Plant biologists were offered a dream ticket last week: US$50 million to address the biggest challenges in their field. But the money comes with a catch. It can't be used to generate new data, only to create user-friendly computational tools. And, perhaps hardest of all, researchers have to persuade others in the field to collaborate on how to spend the funds.

The offer was presented at the inaugural meeting of the iPlant Collaborative, a project funded by the US National Science Foundation to address 'grand challenges' in plant biology. During the coming months, researchers will form grand-challenge teams to hammer out proposals. The hope, says iPlant director Richard Jorgensen of the University of Arizona in Tucson, is that the project will generate new interdisciplinary collaborations and deliver useful computational tools to the community.

Many at last week's meeting, held at the Cold Spring Harbor Laboratory, New York, were sceptical. Some thought it premature to shift the focus away from data collection when many databases are contaminated with poorly described experiments and low-quality data. Others wondered if iPlant would meet the same fate as several previous cyberprojects that were abandoned once funding ran dry.

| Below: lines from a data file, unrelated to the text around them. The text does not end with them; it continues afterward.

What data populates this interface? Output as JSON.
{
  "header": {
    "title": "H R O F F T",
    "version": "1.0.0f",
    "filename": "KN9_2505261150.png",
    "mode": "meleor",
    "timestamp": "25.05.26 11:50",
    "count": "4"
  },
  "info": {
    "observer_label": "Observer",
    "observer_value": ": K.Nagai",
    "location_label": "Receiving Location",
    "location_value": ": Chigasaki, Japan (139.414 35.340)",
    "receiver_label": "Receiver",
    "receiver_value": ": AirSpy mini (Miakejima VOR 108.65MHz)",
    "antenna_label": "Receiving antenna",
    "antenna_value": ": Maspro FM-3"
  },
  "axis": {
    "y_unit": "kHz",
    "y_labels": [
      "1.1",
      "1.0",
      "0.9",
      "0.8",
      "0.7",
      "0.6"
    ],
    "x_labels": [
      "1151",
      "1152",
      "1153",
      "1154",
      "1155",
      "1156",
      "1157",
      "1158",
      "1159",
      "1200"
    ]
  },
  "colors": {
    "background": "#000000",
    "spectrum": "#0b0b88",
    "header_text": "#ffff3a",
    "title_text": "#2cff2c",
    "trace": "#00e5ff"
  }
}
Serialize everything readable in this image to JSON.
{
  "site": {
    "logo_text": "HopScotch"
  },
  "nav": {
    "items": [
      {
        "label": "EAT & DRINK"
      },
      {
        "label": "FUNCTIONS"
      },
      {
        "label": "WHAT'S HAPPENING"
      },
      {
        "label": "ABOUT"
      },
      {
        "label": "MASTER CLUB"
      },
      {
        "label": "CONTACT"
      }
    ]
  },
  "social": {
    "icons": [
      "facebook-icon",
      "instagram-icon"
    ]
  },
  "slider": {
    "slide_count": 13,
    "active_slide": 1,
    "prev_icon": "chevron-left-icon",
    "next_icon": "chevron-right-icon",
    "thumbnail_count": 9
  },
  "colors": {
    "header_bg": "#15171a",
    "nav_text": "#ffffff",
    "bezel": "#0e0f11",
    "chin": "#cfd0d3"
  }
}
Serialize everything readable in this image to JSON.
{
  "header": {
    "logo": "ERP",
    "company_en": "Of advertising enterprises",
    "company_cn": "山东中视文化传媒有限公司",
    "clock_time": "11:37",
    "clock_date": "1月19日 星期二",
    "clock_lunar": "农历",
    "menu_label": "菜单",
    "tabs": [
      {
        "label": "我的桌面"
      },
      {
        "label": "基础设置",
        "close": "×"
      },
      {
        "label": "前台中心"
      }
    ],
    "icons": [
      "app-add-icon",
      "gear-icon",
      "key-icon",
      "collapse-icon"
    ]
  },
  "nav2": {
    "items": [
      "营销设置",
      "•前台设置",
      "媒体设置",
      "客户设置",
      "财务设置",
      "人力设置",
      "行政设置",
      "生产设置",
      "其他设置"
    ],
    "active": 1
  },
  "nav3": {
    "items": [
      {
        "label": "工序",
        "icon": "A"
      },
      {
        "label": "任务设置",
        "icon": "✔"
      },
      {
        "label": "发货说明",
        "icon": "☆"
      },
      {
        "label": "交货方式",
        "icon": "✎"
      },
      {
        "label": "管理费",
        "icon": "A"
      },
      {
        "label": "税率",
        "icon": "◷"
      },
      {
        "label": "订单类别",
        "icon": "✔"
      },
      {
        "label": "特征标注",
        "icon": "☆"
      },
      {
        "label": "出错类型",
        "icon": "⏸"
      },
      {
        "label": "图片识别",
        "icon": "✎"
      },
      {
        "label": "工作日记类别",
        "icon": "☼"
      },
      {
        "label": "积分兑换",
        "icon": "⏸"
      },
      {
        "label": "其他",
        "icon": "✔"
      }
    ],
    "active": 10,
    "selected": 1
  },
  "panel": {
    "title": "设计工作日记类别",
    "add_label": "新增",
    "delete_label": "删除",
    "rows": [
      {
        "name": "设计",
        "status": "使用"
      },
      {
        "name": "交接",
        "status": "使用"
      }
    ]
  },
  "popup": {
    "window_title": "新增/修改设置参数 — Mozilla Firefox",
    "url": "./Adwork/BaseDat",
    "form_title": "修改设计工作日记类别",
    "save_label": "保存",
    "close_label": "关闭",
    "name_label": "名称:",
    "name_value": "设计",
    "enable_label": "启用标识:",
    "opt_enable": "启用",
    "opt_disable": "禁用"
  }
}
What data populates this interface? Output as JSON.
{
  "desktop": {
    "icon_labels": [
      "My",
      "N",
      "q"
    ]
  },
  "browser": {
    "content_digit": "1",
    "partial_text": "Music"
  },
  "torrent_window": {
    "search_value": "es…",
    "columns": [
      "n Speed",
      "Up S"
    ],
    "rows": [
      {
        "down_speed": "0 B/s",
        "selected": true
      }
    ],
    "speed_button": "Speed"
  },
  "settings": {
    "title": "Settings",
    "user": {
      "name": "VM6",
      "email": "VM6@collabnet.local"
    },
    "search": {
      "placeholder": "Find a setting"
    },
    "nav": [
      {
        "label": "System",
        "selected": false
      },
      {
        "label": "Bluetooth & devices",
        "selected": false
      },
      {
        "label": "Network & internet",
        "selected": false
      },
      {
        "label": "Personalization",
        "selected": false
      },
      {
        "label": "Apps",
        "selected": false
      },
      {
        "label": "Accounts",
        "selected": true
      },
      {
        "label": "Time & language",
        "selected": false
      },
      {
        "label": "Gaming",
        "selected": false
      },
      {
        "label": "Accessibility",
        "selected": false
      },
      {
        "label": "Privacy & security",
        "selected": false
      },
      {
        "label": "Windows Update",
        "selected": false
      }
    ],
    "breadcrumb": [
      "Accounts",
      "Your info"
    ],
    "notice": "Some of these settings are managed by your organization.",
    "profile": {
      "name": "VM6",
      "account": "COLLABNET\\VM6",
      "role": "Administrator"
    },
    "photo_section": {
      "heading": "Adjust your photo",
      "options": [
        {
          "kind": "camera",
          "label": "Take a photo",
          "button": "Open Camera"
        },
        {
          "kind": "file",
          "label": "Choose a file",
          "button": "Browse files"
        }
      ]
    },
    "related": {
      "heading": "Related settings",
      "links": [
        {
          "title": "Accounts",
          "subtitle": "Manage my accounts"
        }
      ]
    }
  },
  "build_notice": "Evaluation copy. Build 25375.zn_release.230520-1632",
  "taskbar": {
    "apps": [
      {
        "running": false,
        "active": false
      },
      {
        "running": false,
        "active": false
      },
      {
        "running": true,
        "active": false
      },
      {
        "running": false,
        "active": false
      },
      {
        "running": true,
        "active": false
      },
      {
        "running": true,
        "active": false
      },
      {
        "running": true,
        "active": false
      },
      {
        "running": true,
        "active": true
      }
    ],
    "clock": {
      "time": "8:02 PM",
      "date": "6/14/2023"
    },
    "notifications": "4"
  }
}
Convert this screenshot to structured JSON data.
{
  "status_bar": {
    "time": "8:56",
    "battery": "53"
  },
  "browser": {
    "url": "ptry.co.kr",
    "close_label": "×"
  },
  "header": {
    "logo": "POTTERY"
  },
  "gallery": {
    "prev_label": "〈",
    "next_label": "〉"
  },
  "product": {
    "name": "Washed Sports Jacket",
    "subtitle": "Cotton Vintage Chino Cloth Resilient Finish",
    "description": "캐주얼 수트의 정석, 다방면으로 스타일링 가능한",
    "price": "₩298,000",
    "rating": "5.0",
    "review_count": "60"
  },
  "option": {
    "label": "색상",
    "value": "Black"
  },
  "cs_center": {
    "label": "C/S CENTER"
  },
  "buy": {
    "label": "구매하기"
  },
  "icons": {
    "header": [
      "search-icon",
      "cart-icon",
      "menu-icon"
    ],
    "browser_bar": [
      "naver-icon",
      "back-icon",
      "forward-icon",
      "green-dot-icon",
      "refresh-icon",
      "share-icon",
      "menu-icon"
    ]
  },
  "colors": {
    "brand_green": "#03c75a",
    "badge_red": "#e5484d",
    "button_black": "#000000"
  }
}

iPlant plans to adopt an open-source model, in which users are encouraged to develop the programs to suit their needs. That could extend the life of iPlant computational tools beyond the day that the project ends, but only if a wide community is motivated to develop them. For Jorgensen, one of the earliest challenges has been encouraging participation from ecologists and evolutionary biologists and not just molecular biologists.

Early suggestions for grand challenges include understanding the effects of climate change to modelling how a single cell becomes a multicellular plant. Because the iPlant organizers want ideas to come from the community, they offer little guidance on what a grand challenge ought to be. As a result, preliminary brainstorming sessions were meandering and unfocused. “It's a creative chaos,” says Jorgensen. “As long as we don't let it drive us completely off the cliff, we're fine.”